Being out of the country for some time, this writer knows just about as much or as little as the news reader, of the reasons behind the President’s angry decisions.  There are certain sensitive matters you would rather not know details about, especially when it involves people you personally know or agencies you have served in the past.

There are certain facts that we need to establish, insofar as the issues hounding the National Food Authority which is principally mandated to ensure that there is enough affordable rice available to the consumer at all times.

Being a GOCC, policies of the NFA are decided upon collegially by the National Food Authority Council, and the administrator is tasked to implement the same.

This is why the administrator sits as vice chairperson of the NFAC, whose chairman could either be the Secretary of Agriculture or someone designated by the Office of the President.

There will be times when the administrator disagrees with the decisions of the NFAC, but as a matter of law and a basic principle of governance, he has to follow and implement policies set collegially.

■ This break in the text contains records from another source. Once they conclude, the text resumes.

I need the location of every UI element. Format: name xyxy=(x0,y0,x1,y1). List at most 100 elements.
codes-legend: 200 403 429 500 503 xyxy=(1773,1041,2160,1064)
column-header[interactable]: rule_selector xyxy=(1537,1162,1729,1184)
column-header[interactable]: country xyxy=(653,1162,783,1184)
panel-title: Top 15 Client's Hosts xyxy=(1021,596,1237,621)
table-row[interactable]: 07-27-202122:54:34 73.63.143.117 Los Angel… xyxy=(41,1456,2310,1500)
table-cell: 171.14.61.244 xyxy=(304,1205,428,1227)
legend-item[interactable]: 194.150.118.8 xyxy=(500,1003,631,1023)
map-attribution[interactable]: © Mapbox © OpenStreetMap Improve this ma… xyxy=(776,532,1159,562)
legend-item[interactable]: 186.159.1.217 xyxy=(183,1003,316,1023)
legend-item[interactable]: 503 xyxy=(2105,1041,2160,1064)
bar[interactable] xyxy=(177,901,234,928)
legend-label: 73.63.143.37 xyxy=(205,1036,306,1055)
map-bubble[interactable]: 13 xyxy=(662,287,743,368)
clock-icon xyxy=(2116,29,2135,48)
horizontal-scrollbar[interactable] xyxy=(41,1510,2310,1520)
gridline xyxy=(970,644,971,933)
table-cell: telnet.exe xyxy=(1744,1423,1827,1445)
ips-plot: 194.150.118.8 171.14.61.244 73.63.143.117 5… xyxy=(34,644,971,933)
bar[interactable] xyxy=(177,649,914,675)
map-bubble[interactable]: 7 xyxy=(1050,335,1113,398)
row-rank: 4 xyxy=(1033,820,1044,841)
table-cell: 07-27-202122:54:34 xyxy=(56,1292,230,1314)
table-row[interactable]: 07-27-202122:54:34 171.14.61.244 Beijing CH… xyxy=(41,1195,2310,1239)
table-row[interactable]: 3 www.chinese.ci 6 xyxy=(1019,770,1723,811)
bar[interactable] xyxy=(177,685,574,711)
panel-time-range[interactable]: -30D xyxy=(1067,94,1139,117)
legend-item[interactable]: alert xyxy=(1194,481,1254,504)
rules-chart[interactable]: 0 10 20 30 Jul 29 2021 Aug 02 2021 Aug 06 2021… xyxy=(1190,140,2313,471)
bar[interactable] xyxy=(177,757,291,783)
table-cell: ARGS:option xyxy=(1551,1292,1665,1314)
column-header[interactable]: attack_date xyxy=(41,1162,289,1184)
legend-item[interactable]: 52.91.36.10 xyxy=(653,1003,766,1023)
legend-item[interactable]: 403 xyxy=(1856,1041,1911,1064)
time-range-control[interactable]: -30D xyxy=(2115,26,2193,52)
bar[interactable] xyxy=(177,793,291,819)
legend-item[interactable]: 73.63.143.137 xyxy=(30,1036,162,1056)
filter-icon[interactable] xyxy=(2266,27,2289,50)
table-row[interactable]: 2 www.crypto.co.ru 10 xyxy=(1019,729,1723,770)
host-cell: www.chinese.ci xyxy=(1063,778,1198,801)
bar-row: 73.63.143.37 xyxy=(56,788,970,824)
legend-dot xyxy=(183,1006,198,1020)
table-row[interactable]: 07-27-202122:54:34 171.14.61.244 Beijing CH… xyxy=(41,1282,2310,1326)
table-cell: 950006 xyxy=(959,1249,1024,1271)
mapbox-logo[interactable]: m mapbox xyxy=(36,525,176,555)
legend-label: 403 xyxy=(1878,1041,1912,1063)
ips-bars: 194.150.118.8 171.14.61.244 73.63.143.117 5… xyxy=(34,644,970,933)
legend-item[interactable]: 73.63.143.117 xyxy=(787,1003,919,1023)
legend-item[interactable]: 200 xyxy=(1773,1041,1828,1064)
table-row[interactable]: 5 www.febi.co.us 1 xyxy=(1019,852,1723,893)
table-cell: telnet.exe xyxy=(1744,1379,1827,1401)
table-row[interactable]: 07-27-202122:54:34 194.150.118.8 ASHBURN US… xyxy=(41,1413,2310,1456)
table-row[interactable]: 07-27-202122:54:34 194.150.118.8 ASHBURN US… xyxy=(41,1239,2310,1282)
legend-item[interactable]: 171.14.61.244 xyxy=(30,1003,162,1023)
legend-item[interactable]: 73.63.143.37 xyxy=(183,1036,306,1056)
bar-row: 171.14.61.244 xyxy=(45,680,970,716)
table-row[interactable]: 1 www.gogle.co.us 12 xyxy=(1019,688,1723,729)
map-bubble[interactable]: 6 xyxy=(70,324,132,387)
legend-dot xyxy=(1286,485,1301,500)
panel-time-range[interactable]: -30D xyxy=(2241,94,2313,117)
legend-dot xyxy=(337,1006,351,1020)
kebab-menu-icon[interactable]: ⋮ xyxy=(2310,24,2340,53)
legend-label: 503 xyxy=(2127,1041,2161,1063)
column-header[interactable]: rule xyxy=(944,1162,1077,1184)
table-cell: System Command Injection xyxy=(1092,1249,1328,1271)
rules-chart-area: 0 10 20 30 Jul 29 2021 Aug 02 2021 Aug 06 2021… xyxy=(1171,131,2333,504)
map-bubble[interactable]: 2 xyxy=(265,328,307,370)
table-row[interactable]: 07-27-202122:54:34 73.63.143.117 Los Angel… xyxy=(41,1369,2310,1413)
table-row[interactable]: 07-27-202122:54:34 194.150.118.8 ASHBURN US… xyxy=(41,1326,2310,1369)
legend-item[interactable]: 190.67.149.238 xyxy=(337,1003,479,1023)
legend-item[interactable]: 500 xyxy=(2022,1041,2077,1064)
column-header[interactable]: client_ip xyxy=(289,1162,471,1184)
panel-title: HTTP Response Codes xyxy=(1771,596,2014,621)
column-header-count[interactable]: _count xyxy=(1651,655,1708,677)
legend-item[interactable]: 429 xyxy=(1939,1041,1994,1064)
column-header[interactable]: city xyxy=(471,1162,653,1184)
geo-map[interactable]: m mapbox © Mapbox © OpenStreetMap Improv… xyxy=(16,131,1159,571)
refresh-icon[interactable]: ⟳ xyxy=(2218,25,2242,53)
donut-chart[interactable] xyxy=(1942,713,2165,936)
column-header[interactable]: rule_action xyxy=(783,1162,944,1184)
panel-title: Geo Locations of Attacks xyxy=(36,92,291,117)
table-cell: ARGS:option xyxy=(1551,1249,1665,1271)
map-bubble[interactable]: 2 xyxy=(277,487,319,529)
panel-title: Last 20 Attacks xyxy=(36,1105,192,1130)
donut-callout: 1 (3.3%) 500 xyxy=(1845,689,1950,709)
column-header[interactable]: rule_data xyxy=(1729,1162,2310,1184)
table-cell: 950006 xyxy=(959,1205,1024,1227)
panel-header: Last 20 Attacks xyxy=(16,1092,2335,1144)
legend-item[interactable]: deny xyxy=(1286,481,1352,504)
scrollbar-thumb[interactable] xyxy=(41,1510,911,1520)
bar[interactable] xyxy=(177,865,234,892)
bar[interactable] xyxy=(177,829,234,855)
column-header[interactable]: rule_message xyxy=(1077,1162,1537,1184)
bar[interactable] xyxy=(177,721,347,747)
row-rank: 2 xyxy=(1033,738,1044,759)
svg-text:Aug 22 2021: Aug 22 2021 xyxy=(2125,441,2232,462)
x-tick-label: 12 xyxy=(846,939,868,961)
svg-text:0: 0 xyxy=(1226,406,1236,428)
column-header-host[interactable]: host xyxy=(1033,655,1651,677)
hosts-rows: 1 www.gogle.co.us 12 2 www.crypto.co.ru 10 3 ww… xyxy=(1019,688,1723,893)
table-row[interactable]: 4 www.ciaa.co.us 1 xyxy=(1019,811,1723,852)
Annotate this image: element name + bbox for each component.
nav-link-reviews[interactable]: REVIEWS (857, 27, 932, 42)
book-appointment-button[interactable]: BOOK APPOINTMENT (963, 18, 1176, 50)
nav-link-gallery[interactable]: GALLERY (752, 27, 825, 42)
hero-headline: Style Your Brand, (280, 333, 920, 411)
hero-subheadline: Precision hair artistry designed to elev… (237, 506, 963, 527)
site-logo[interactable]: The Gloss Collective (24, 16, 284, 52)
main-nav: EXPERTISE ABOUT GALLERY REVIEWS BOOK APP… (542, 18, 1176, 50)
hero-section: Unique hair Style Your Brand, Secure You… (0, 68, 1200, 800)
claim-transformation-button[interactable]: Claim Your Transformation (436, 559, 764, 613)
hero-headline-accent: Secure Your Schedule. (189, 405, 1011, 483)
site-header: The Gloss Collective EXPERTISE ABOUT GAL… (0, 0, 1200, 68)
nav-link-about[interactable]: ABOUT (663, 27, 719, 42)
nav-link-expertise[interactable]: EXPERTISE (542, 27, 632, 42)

During my watch, I did not believe that rice self-sufficiency could be achieved within the timeline set by the chairman of the NFAC, then the DA secretary, but I had to go along.  I appealed to the Office of the President, disputing the glowing projections the then secretary of DA told the chief executive.  The numbers, I maintained, did not add up.  But the president pronounced that rice self-sufficiency by 2013 was a cornerstone goal of his administration, and that was that. 

Neither did I agree with the policy of giving so much import allocations to farmer cooperatives that the DA secretary wanted under the private-sector financed import policy which the economic managers maintained then (as they do now) over big government-to-government imports.  I told the Council chairman that the farmer cooperatives could be used as fronts by big traders, as in the past under the Arroyo administration.  But the chairman wanted a policy that was politically correct, and again, the Council deferred to him.

Still and all, we at the NFA, and I must recognize the good staff support I received, both from career employees and the few co-terminus assistants I brought in, managed to maintain stable rice prices and year-round availability, even during stressful calamities.  This despite drastic reductions in import levels through G-to-G (direct government purchases) which brought down NFA’s clearly unsustainable debt levels from P178 billion to P143 billion in less than two years.

NFA will always be a difficult agency to manage because the mandate is essential to food security, and therefore national security, and worse, because it has to grapple with policy contradictions that have yet to be resolved with some degree of finality by the economic managers and the presidency itself.  

The indubitable timeline faces the rice sector and food security come June 30, 2017, when the WTO waiver known as quantitative restrictions on rice importation expires.  This probably explains why there is a dispute between the administrator who wants to import immediately on a G-to-G basis, as against the NFAC position weighing in favor of private sector-led imports. 

Suffice it to say that data fed to the economic managers and the President should always be correct.  By and large, agricultural statistics in this country have been reliable enough.  It is a matter of balancing the correct projections of rice productivity versus the predictable consumer demand.

Always, always, the Office of the President and the economic managers who are represented in the NFA Council by highly knowledgeable experts, must be fed the right information.  Numbers are numbers.

Once the numbers are incorrect, for whatever reasons, we will have long lines of poor people queuing for rice.  That happened in several junctures in our history, most recently in 1995 (FVR) and 2008 (GMA).  And prices of rice, which constitute 8.92 percent of the basket of goods and services that determine the price index, could jump up drastically, as in 2014, which prompted President Aquino to remove NFA, along with NIA and PCA from Alcala’s DA to his own office, where it remains to this date.

Long lines and long faces.  Short patience and short rice supply (real or manipulated).  Let us all be forewarned of the consequences of inaction or wrong actions.